You hear that what's missing for the Republicans in this presidential election is another Reagan—someone who can evoke the spirit of the Gipper.

But does the average American need another Reagan? That average voter is drowning in a sea of problems whose causes either are drenched with Reaganite values or actually stem from measures implemented by the mystifyingly misnamed "Great Communicator."

The first that leaps to mind is the way in which multitudes have been hurt by the deregulation of banking, a movement that got its start under Reagan. The end of the old firewall between the banking business and the investment business, to say nothing of the tacit permission to put profits over service that it fostered, played its part in creating the climate that led to the subprime lending disaster.

Reagan cut taxes, but not in a way that helped most Americans. To quote economics professor John Miller, writing in Dollars and Sense, "… most low-income taxpayers missed out on the Reagan cuts. The bottom 40 percent of households paid out more of their income in federal taxes in 1988 than they had in 1980…. For the richest 1 percent, on the other hand, the Reagan tax cuts were pure elixir. This group saw their effective federal tax rate drop from 34.6 percent to 29.7 percent" (Congressional Budget Office figures).

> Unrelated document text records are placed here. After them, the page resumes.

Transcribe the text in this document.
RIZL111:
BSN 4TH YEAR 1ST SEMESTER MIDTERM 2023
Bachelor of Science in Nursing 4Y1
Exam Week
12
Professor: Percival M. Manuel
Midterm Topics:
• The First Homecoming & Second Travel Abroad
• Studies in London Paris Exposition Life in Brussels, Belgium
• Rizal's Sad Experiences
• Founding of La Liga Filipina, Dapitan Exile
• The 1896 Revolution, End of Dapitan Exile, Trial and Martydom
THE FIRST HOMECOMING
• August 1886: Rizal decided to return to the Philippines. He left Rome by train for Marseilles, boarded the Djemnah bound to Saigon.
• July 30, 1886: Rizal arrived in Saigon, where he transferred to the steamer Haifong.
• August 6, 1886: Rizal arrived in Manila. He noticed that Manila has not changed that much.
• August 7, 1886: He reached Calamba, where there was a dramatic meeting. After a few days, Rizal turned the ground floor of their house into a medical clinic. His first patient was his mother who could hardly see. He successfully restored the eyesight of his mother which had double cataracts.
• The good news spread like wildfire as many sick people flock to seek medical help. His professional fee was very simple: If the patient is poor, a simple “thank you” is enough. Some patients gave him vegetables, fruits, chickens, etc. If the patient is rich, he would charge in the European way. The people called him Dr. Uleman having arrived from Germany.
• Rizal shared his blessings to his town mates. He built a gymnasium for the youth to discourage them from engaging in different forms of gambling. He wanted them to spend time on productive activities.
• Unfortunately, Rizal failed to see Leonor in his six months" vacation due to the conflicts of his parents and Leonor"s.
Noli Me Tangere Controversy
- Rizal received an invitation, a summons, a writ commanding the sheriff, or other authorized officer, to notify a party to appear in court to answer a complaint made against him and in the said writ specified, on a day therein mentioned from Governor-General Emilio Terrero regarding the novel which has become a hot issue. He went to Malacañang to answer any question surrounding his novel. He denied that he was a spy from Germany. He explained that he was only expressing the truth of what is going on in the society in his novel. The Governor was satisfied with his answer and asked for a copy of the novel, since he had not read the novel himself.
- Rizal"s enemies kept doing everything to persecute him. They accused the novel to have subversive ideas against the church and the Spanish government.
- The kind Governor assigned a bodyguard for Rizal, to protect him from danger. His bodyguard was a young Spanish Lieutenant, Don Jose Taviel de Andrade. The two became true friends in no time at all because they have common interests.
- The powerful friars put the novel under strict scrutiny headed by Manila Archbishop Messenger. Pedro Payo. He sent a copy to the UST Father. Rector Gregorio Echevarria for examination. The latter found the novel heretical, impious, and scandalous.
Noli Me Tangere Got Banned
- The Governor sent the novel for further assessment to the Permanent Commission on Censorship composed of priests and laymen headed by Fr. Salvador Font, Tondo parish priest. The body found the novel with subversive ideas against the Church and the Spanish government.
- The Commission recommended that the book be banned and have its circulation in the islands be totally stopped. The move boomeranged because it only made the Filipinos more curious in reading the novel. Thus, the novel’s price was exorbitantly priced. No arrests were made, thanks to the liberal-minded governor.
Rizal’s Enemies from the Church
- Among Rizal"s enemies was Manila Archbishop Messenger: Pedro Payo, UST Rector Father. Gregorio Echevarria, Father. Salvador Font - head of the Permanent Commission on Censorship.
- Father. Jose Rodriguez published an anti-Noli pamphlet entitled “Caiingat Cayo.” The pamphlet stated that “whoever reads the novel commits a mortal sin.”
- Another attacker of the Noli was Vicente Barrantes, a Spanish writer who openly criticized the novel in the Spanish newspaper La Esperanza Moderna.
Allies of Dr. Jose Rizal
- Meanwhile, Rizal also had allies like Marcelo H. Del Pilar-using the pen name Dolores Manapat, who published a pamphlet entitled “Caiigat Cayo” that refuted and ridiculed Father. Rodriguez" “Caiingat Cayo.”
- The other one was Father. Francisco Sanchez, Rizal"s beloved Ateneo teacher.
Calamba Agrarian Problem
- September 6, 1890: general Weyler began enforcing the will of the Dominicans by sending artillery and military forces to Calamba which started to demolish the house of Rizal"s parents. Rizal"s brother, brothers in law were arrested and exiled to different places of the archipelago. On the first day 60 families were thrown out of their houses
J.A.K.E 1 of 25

Those who remember the Reagan era also know that the Gipper and his sidekicks had a way of talking about the environment as though it were just a construct in the minds of eccentric people called environmentalists—as though environmentalism were just another "ism," like the femin-"ism" many of them found so annoying. James Hodel, Reagan's Secretary of the Interior, gained fame for his remark that the best way to deal with ozone depletion was to use more suntan lotion. One of Reagan's first acts was to remove the solar panels his predecessor Jimmy Carter had installed on the White House roof.

Nostalgia for Reagan may comfort those who were happy when the Republicans were carrying the ball in the Super Bowl of politics, but it offers no help for the challenges of a politically multipolar, physically heating world.